Corpus.from_tabular add filenames as prefix to doc_labels.
fatihbozdag opened this issue · comments
Greetings,
Corpus.from_tabular function adds source file name as prefix to each doc_label identifier. Is there a way to prevent this?
corpus = Corpus.from_tabular('/metadata_with_text.csv', id_column = 'docid_field', text_column = 'text_field)
x = corpus.doc_labels
x[0:10]
['metadata_with_text-BGSU1001',
'metadata_with_text-BGSU1002',
'metadata_with_text-BGSU1003',
'metadata_with_text-BGSU1004',
'metadata_with_text-BGSU1005',
'metadata_with_text-BGSU1006',
'metadata_with_text-BGSU1007',
'metadata_with_text-BGSU1008',
'metadata_with_text-BGSU1009',
'metadata_with_text-BGSU1010']
prefix = None
as passed to pd.read_csv
did not work.
Yes, you can change the default document label format by passing the parameter doc_label_fmt='{id}'
. See https://tmtoolkit.readthedocs.io/en/latest/api.html#tmtoolkit.corpus.Corpus.add_tabular
Great! I do not know how I missed that parameter.
Meanwhile another question; is it possible to implement custom metadata to docs within corpus object?
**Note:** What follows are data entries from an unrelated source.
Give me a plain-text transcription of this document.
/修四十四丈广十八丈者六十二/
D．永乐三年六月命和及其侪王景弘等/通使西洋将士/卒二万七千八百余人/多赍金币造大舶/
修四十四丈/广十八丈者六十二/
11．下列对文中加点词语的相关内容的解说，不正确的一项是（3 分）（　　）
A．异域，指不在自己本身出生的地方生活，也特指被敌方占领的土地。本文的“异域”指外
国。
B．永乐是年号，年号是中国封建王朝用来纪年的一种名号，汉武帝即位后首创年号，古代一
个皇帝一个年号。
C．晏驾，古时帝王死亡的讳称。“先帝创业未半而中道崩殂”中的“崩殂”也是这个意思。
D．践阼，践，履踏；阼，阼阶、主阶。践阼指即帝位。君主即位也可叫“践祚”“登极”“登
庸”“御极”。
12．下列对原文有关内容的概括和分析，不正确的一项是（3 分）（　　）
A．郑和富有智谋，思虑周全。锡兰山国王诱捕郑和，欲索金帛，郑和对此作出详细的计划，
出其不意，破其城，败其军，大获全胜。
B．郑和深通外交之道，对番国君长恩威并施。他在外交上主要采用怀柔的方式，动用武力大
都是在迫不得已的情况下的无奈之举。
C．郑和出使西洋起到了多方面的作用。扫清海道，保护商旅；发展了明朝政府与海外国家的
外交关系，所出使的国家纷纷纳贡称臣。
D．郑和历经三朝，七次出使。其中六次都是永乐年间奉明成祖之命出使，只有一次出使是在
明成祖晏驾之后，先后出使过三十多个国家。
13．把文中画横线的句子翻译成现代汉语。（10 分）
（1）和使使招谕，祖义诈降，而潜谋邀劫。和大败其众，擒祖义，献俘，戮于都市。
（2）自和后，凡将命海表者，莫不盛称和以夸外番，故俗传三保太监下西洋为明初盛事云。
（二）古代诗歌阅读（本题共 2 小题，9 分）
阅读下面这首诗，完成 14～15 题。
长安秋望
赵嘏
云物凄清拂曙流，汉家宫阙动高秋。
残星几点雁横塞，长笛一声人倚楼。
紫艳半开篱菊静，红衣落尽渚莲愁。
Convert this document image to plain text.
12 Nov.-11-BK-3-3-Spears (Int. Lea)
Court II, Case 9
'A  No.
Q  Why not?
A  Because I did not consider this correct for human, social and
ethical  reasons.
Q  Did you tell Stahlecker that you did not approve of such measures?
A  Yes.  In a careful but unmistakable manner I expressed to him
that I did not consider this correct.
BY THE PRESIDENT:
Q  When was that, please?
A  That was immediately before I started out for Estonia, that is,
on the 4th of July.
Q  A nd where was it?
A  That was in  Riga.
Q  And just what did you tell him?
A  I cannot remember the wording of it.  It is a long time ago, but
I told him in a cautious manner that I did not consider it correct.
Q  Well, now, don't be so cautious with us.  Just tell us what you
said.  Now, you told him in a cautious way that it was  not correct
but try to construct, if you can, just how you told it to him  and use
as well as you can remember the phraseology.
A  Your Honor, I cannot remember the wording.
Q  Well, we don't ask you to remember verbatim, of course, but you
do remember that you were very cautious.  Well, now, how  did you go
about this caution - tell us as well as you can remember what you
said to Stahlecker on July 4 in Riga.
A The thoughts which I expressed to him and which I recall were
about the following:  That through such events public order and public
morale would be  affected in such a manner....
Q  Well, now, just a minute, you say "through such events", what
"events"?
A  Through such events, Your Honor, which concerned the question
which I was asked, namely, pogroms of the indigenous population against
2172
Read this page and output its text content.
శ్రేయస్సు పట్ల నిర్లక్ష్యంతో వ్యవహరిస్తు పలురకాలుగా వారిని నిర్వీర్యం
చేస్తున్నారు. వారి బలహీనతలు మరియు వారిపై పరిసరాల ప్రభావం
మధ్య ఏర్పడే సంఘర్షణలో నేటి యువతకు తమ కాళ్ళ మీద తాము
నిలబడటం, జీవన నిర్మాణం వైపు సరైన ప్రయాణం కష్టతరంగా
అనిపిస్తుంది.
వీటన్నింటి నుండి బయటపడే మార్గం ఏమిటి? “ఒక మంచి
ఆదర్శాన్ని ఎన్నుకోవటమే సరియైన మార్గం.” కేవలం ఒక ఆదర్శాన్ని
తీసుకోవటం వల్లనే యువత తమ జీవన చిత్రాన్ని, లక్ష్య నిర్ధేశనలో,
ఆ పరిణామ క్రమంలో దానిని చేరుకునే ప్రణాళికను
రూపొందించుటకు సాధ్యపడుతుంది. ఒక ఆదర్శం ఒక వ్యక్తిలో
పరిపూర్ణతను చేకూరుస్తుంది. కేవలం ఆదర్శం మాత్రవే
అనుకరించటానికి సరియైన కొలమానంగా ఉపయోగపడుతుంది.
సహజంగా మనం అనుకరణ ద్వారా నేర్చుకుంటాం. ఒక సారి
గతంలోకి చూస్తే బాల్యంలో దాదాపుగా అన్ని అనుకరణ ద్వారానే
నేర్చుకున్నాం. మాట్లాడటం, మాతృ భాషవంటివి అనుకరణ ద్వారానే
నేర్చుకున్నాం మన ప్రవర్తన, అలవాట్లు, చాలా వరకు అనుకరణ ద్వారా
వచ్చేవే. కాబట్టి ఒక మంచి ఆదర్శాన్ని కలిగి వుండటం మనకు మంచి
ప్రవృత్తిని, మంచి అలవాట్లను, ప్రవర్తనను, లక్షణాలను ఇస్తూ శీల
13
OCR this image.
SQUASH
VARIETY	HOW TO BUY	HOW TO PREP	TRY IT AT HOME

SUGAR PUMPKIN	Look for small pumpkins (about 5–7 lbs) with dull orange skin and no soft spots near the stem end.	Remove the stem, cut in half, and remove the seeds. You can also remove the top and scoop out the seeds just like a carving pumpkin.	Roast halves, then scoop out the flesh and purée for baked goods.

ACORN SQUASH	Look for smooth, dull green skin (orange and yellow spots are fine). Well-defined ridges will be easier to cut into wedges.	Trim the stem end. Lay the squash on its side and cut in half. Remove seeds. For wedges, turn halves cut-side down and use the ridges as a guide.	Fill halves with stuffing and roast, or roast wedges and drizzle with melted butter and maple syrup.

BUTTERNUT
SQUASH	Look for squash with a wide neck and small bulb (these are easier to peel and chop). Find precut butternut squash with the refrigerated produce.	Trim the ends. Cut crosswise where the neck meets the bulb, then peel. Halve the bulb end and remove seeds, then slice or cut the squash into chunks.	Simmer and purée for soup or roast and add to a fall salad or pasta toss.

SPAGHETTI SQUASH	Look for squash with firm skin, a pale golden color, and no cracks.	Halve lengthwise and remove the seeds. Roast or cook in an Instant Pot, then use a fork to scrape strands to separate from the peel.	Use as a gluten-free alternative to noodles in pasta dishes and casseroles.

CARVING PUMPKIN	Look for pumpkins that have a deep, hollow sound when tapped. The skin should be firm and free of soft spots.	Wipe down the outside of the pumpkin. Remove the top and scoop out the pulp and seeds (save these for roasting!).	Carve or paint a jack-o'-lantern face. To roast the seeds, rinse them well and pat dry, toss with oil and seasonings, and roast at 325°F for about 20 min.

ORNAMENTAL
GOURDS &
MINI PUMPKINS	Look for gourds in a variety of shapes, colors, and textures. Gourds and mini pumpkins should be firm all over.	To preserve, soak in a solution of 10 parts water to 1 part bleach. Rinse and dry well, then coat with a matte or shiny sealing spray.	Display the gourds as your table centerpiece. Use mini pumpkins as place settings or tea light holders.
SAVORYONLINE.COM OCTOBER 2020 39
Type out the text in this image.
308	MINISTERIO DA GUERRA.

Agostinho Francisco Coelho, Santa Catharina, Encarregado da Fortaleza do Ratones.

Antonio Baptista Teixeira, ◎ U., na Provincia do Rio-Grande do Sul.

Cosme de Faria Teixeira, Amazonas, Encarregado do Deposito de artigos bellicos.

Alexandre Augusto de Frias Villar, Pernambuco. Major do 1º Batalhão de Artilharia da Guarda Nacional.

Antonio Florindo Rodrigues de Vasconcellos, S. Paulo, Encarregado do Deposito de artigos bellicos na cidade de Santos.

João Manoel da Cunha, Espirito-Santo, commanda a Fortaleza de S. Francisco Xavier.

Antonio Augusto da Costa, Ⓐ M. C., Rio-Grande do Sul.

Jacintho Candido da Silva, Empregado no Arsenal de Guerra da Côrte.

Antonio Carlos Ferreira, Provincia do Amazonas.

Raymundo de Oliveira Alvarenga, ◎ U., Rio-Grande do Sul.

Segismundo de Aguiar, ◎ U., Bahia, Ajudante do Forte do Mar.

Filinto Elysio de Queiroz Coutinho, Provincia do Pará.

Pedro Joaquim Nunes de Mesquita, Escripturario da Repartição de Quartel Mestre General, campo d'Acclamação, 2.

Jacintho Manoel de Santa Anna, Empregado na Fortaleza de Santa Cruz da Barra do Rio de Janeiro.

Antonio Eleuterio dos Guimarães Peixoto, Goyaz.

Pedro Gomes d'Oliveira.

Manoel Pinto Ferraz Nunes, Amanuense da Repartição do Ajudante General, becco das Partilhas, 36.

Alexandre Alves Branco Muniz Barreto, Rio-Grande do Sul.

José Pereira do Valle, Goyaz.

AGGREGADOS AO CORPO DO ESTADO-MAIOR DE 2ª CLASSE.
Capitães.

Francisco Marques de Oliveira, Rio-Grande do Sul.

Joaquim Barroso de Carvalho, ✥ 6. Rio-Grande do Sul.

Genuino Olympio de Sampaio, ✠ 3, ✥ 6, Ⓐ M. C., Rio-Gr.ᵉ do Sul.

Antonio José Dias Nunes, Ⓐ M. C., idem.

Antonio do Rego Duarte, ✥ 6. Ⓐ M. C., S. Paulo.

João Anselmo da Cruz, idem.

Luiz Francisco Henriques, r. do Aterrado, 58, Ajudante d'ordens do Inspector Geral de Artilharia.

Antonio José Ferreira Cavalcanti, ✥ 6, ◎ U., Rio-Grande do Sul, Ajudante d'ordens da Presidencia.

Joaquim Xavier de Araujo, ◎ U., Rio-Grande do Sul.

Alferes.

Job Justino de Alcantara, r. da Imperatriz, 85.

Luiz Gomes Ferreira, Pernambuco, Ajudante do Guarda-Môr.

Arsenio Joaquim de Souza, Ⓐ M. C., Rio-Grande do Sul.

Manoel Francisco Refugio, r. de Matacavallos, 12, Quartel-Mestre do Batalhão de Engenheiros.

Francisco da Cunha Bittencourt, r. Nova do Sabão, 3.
Like the speaker, speaker-gender, native-language, etc. which are provided in the CSV file along with the text? Honestly, I did not really get how to use preproc.add_metadata_per_doc
function.
This issue is stale because it has been open for 30 days with no activity.
This issue was closed because it has been inactive for 14 days since being marked as stale.